Yön Radyo, dünya kapitalizminin “Küreselleşme” adı verilen saldırısının doruğa çıktığı yıllarda; 1990’ların ortasında kuruldu.
“Küreselleşme”, ABD ve Avrupa merkezli dünya kapitalizminin ideolojik-siyasi-kültürel-ekonomik alanlar başta olmak üzere, topyekûn saldırısıydı.
Arkada kalan ve 1870’lerden 1990’lara kadar olan yaklaşık 100 yıl, kapitalizmin geliştiği Batı ülkelerinde, büyük emekçi mücadelelerinin ve emekçi devrimlerinin yaşandığı yıllar olmuştu.
Aynı yıllar, Türkiye’nin de içinde yer aldığı dünyanın geri kalan büyük coğrafyasında ise, emperyalizme ve sömürgeciliğe karşı milli kurutuluş savaşlarının yaşandığı yüzyıl olmuştu.
Bu mücadeleler ve devrimler, emekçi sınıflara ve ezilen halklara her alanda büyük kazanımalar sağlayarak, kapitalizmin ve emperyalizmin sömürü ve baskısını geriletmiş ve sınırlamıştı.
1917’de gerçekleşen Sovyet Devrimi ve 2. Dünya Savaşı’ndan sonra gerçekleşen emekçi ve milli kurtuluş devrimleri, insanlığa kapitalizm dışında bir seçenek de sunuyordu.
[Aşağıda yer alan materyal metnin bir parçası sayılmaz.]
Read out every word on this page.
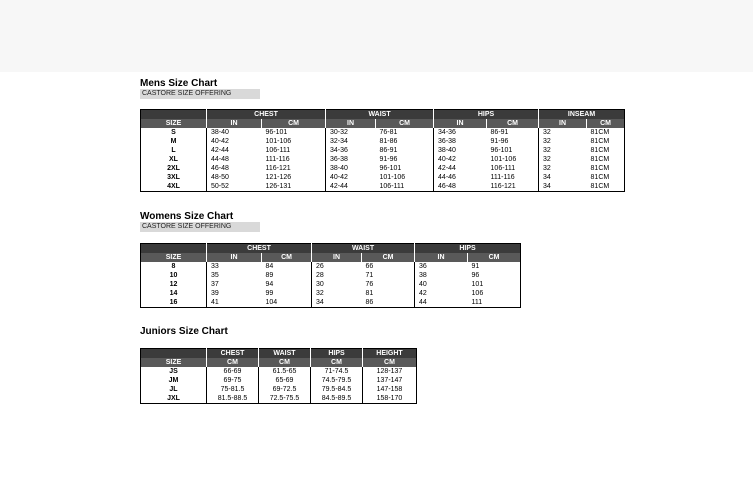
Mens Size Chart
CASTORE SIZE OFFERING
	CHEST		WAIST		HIPS		INSEAM	
SIZE	IN	CM	IN	CM	IN	CM	IN	CM
S	38-40	96-101	30-32	76-81	34-36	86-91	32	81CM
M	40-42	101-106	32-34	81-86	36-38	91-96	32	81CM
L	42-44	106-111	34-36	86-91	38-40	96-101	32	81CM
XL	44-48	111-116	36-38	91-96	40-42	101-106	32	81CM
2XL	46-48	116-121	38-40	96-101	42-44	106-111	32	81CM
3XL	48-50	121-126	40-42	101-106	44-46	111-116	34	81CM
4XL	50-52	126-131	42-44	106-111	46-48	116-121	34	81CM
Womens Size Chart
CASTORE SIZE OFFERING
	CHEST		WAIST		HIPS	
SIZE	IN	CM	IN	CM	IN	CM
8	33	84	26	66	36	91
10	35	89	28	71	38	96
12	37	94	30	76	40	101
14	39	99	32	81	42	106
16	41	104	34	86	44	111
Juniors Size Chart
	CHEST	WAIST	HIPS	HEIGHT
SIZE	CM	CM	CM	CM
JS	66-69	61.5-65	71-74.5	128-137
JM	69-75	65-69	74.5-79.5	137-147
JL	75-81.5	69-72.5	79.5-84.5	147-158
JXL	81.5-88.5	72.5-75.5	84.5-89.5	158-170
Her türlü sömürüyü, baskıyı, eşitsizlik ve adaletsizlikleri ortadan kaldırmayı hedefleyen bir seçenek.
1990’da Sovyetler Birliği’nin ve onunla aynı kampta yer alan Doğu Avrupa’daki halk cumhuriyetlerinin yıkılması, dünya kapitalizmine “Küreselleşme” dediğimiz büyük saldırıyı başlatma fırsatı verdi.
İnsanlığın arkada kalan 100 yıldaki bütün kazanımları, bu topyekûn saldırının hedefleri arasındaydı.
Bu alanlardan en önemlisi, ideolojik-kültürel alandaki saldırıydı.
“Küreselleşme”nin ideolojik-kültürel saldırısı, en başta insanlığın özgür haber alma hakkını hedef alıyordu.
İkinci olarak halk kültürünü hedef alıyordu. Büyük sermaye tekellerinin denetimindeki görsel ve sözel medya halkın türkülerini, müziğini, oyunlarını dışlıyor; bununla da kalmayıp değersizleştiriyor ve yozlaştırıyordu.
YÖN Radyo 1995’te işte bu koşullarda ve “Türküler Artık Her Yerde” sloganıyla kuruldu.
Halkın türkülerinde simgeleşen kültürü, o kültürün içerdiği insani değerler, YÖN Radyo’nun yayıncılık çizgisinin özünü oluşturdu.
Hepsi de küçük sermaye sahipleri olan, hepsi de emekçi kökenli olan, hepsi de devrimci bir geçmişe sahip olan 15 kurucu ortak, YÖN Radyo ile haber tekelciliğine ve halk kültürüne saldırıya, bir tür meydan okudular.
YÖN Radyo’nun dinleyicileri olan emekçi ve çalışan sınıflar, kısa sürede radyonun mesajını aldılar ve YÖN Radyo’ya sahip çıktılar.
30 yılda medya alanında ve iletişim teknolojisinde çok büyük değişimler gerçekleşti. Gelişen teknolojiye ayak uydurmak en başta büyük sermaye gerektiriyor. Radyo yayıncılığının alanını daraltıyor.
YÖN Radyo hem bu gelişime karınca kararınca ayak uydurmaya çalışarak, hem daralan alandaki dinleyici kitlesini yitirmemeye çalışarak direndi, ayakta kaldı ve bugünlere geldi.
Bu büyük direnişte, halktan ve devrimci insanlar olan kurucu ortakların payı büyüktür.
En büyük pay ise, başta Yüksel Mansur Kılınç olmak üzere, YÖN Radyo’ya uzun yıllardır emek veren bir elin parmakları sayısındaki YÖN Radyo çalışanlarıdır.
Yüksel Mansur Kılınç’ın birleştirici, yenilikçi, paylaşmacı, ekip çalışmasına önem veren yöneticiliği, YÖN Radyo’nun bugünlere gelmesinde ve daha şimdiden Türkiye radyo yayıncılığı tarihinde önemli bir yere sahip olmasında belirleyicidir.